Canadian communities explore data and tech possibilities to manage the impacts of COVID-19.

two people sitting on a bench next to a lake surrounded by caution tape

Published on May 11, 2020

As cities continue to manage the impact of COVID-19, there is a growing impetus to turn to data and technology solutions for collective protection and recovery. This pandemic is testing the resilience of Canadian communities in profound ways, and many communities are already stepping up.  The pandemic is calling into question the opportunities possible with data and technology – are smart cities better able to manage current and future challenges? 

Resilience means the ability of a city to withstand and recover from acute shocks and chronic stressors. Acute shocks like those we are living in now – pandemics, earthquakes or floods – can exacerbate pre-existing chronic stressors, such as lack of affordable housing, underfunded transit systems or food insecurity, and severely diminish the ability of a community to recover from them. 

Pre-pandemic, there was already growing interest by communities to invest in data and technology solutions to improve public service areas, drive sustainability efforts and increase overall community resilience. But these remain uncharted waters for many Canadian communities. Rapid innovations and increasingly sophisticated technologies become available all the time and it is difficult to determine what role they should play in city building and how they must be regulated to proect the public. Simply put, many elements of the smart city smart city like urban data collection and artificial intelligence (AI) are an immature regulatory space. Policies struggle to keep up with the pace of technology and AI capabilities.  

These concerns still exist in the era of COVID-19, but the severity of the pandemic prompts a sense of urgency to utilize all possible tools at our disposal to manage it. We’ve already seen early examples of positive tech solutions - companies re-tooling to produce face shieldsa slider device for safe in-store interactions and developing fast and portable tests. Many other examples of data and tech-based resilient solutions can be found on the Community Solutions Portal. 
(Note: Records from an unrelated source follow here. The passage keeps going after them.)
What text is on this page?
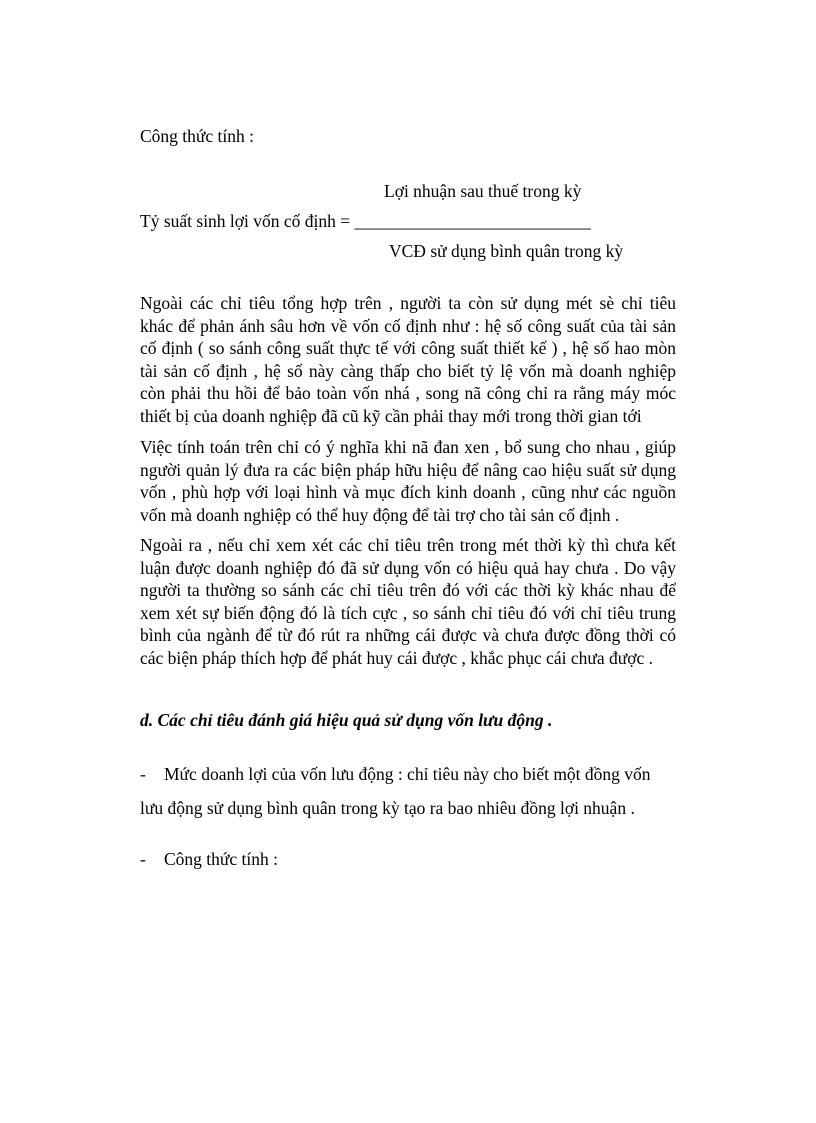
Công thức tính :
Lợi nhuận sau thuế trong kỳ
Tỷ suất sinh lợi vốn cố định = ___________________________
VCĐ sử dụng bình quân trong kỳ
Ngoài các chỉ tiêu tổng hợp trên , người ta còn sử dụng mét sè chỉ tiêu
khác để phản ánh sâu hơn về vốn cố định như : hệ số công suất của tài sản
cố định ( so sánh công suất thực tế với công suất thiết kế ) , hệ số hao mòn
tài sản cố định , hệ số này càng thấp cho biết tỷ lệ vốn mà doanh nghiệp
còn phải thu hồi để bảo toàn vốn nhá , song nã công chỉ ra rằng máy móc
thiết bị của doanh nghiệp đã cũ kỹ cần phải thay mới trong thời gian tới
Việc tính toán trên chỉ có ý nghĩa khi nã đan xen , bổ sung cho nhau , giúp
người quản lý đưa ra các biện pháp hữu hiệu để nâng cao hiệu suất sử dụng
vốn , phù hợp với loại hình và mục đích kinh doanh , cũng như các nguồn
vốn mà doanh nghiệp có thể huy động để tài trợ cho tài sản cố định .
Ngoài ra , nếu chỉ xem xét các chỉ tiêu trên trong mét thời kỳ thì chưa kết
luận được doanh nghiệp đó đã sử dụng vốn có hiệu quả hay chưa . Do vậy
người ta thường so sánh các chỉ tiêu trên đó với các thời kỳ khác nhau để
xem xét sự biến động đó là tích cực , so sánh chỉ tiêu đó với chỉ tiêu trung
bình của ngành để từ đó rút ra những cái được và chưa được đồng thời có
các biện pháp thích hợp để phát huy cái được , khắc phục cái chưa được .
d. Các chỉ tiêu đánh giá hiệu quả sử dụng vốn lưu động .
- Mức doanh lợi của vốn lưu động : chỉ tiêu này cho biết một đồng vốn
lưu động sử dụng bình quân trong kỳ tạo ra bao nhiêu đồng lợi nhuận .
- Công thức tính :
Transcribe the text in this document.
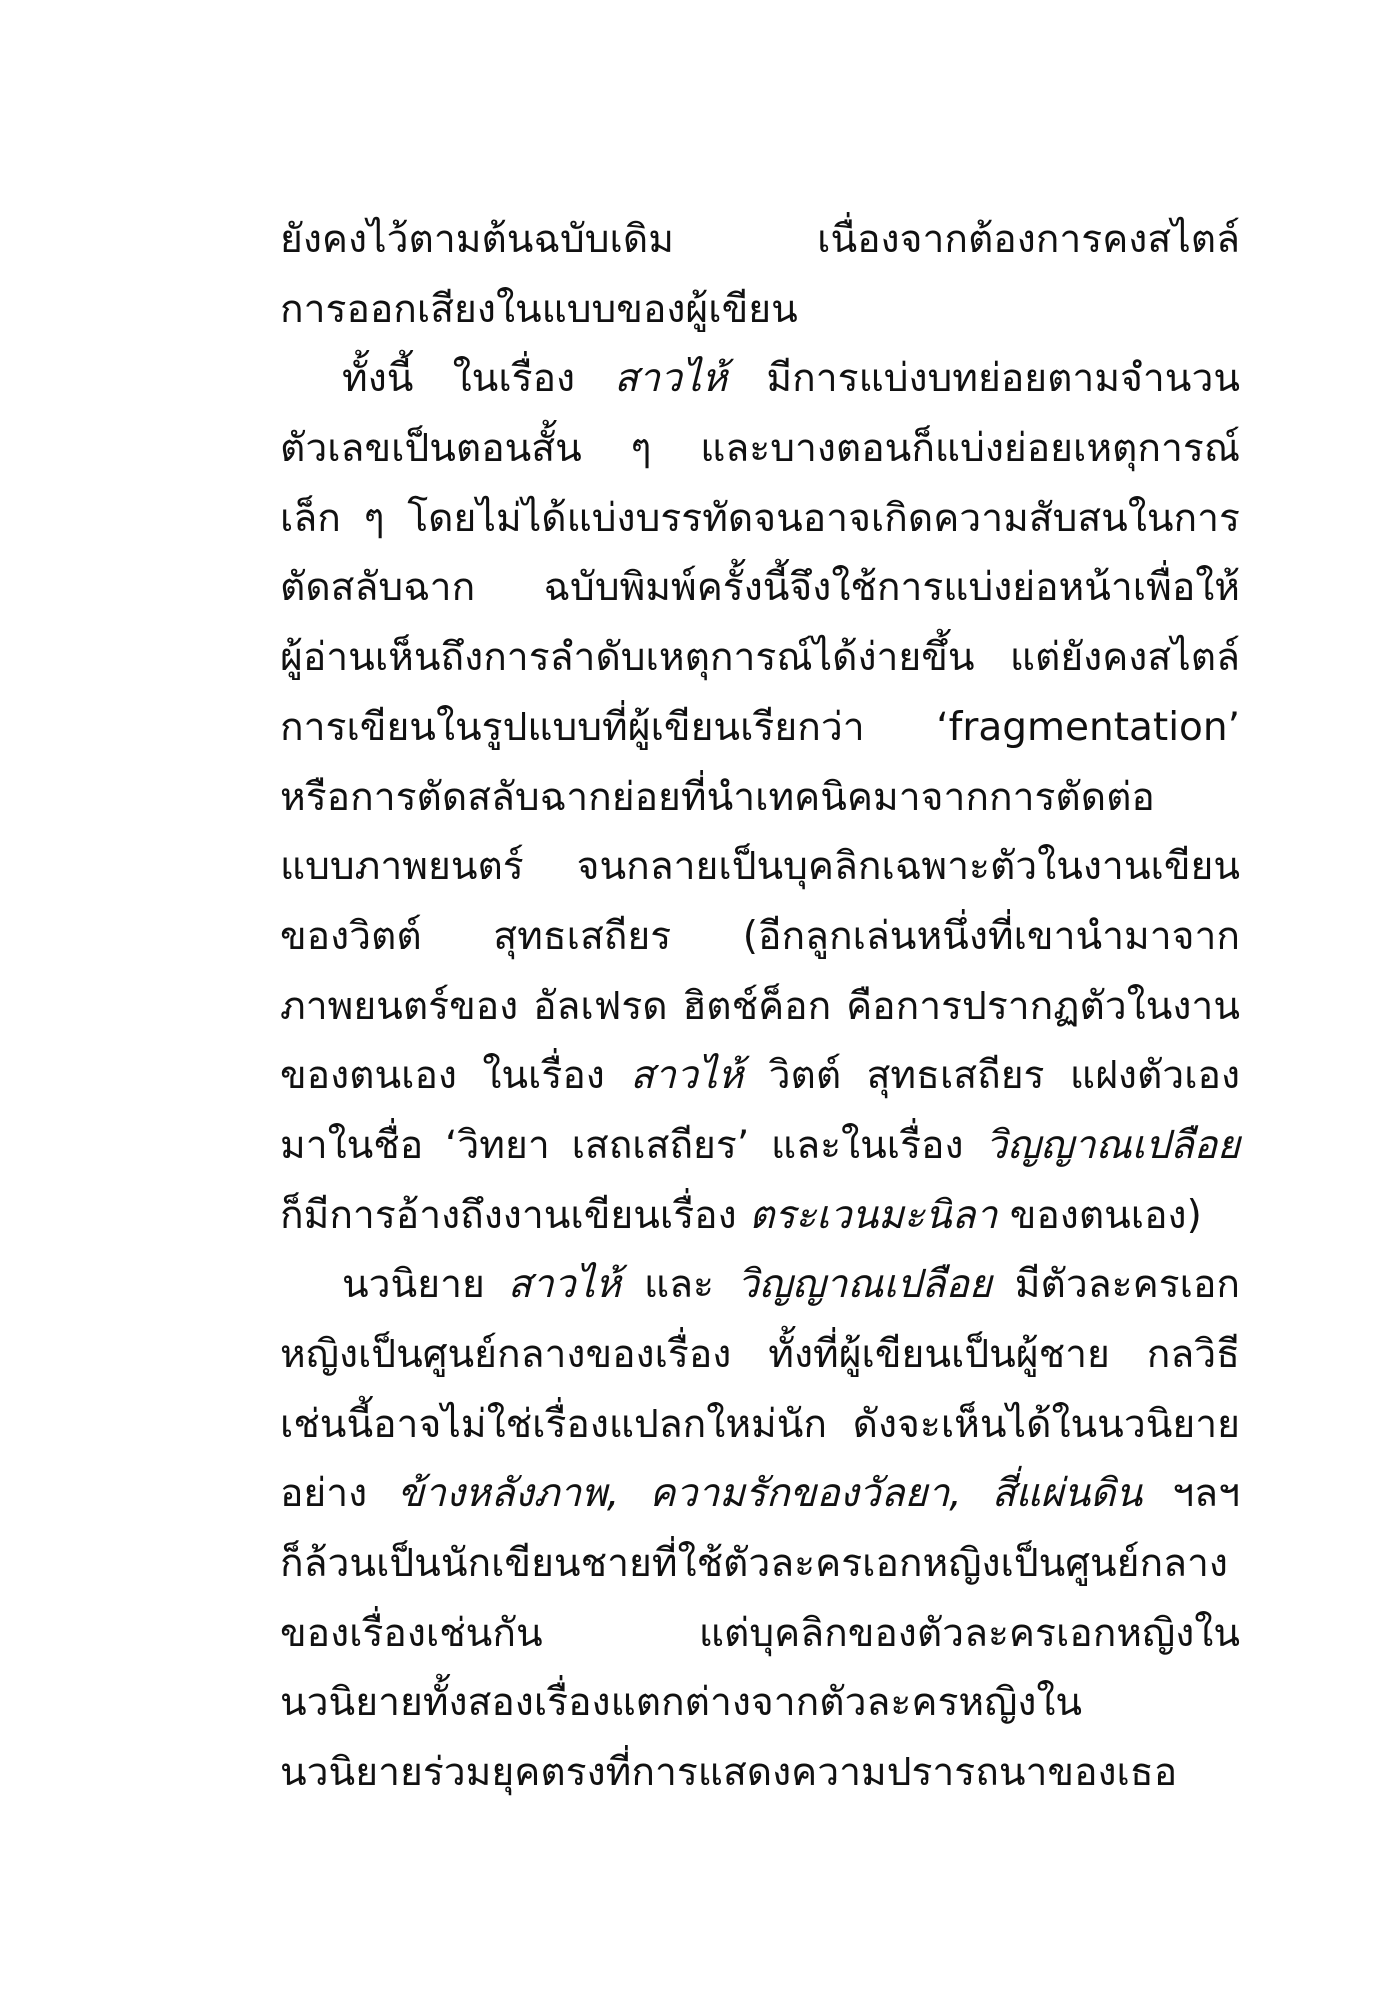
ยังคงไว้ตามต้นฉบับเดิม เนื่องจากต้องการคงสไตล์
การออกเสียงในแบบของผู้เขียน
ทั้งนี้ ในเรื่อง สาวไห้ มีการแบ่งบทย่อยตามจำนวน
ตัวเลขเป็นตอนสั้น ๆ และบางตอนก็แบ่งย่อยเหตุการณ์
เล็ก ๆ โดยไม่ได้แบ่งบรรทัดจนอาจเกิดความสับสนในการ
ตัดสลับฉาก ฉบับพิมพ์ครั้งนี้จึงใช้การแบ่งย่อหน้าเพื่อให้
ผู้อ่านเห็นถึงการลำดับเหตุการณ์ได้ง่ายขึ้น แต่ยังคงสไตล์
การเขียนในรูปแบบที่ผู้เขียนเรียกว่า ‘fragmentation’
หรือการตัดสลับฉากย่อยที่นำเทคนิคมาจากการตัดต่อ
แบบภาพยนตร์ จนกลายเป็นบุคลิกเฉพาะตัวในงานเขียน
ของวิตต์ สุทธเสถียร (อีกลูกเล่นหนึ่งที่เขานำมาจาก
ภาพยนตร์ของ อัลเฟรด ฮิตช์ค็อก คือการปรากฏตัวในงาน
ของตนเอง ในเรื่อง สาวไห้ วิตต์ สุทธเสถียร แฝงตัวเอง
มาในชื่อ ‘วิทยา เสถเสถียร’ และในเรื่อง วิญญาณเปลือย
ก็มีการอ้างถึงงานเขียนเรื่อง ตระเวนมะนิลา ของตนเอง)
นวนิยาย สาวไห้ และ วิญญาณเปลือย มีตัวละครเอก
หญิงเป็นศูนย์กลางของเรื่อง ทั้งที่ผู้เขียนเป็นผู้ชาย กลวิธี
เช่นนี้อาจไม่ใช่เรื่องแปลกใหม่นัก ดังจะเห็นได้ในนวนิยาย
อย่าง ข้างหลังภาพ, ความรักของวัลยา, สี่แผ่นดิน ฯลฯ
ก็ล้วนเป็นนักเขียนชายที่ใช้ตัวละครเอกหญิงเป็นศูนย์กลาง
ของเรื่องเช่นกัน แต่บุคลิกของตัวละครเอกหญิงใน
นวนิยายทั้งสองเรื่องแตกต่างจากตัวละครหญิงใน
นวนิยายร่วมยุคตรงที่การแสดงความปรารถนาของเธอ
Some AI driven tools aimed at managing the pandemic, interventions like contact tracing apps for example, are gaining traction. These apps can collate user mobile location data and health records to anonymously alert you of possible exposure to the virus SARS-CoV-2, and allow publich health authorities to paint a clearer picture of where community outbreak hotspots are happening, and act accordingly.

This opportunity brings new challenges for community leaders and municipal staff, among the most pressing, data privacy. As we move forward, communities must continue to look at how they safeguard residents’ data. Do we have the regulatory framework in place to protect the public? Is there a case to be made to work in a ‘sunset’ clause – data use for emergency situations with complete disposal afterward?  Or do tech driven solutions need to take a backseat to on-the-ground mobilization and planning? 

Meaningful and participatory governance should never be ignored. Technology can play an important role in how we manage our community stressors and future acute shocks. But it important to take the time to get this right and to have an 'open' approach that centers on transparency and public benefit. After all, technology is rarely a solution in and of itself. As communities implement new policies and strategies to increase resilience in the recovery from COVID-19, we will look to see how technology can be a helpful tool and the ways in which this crisis can teach us how cities should approach future challenges.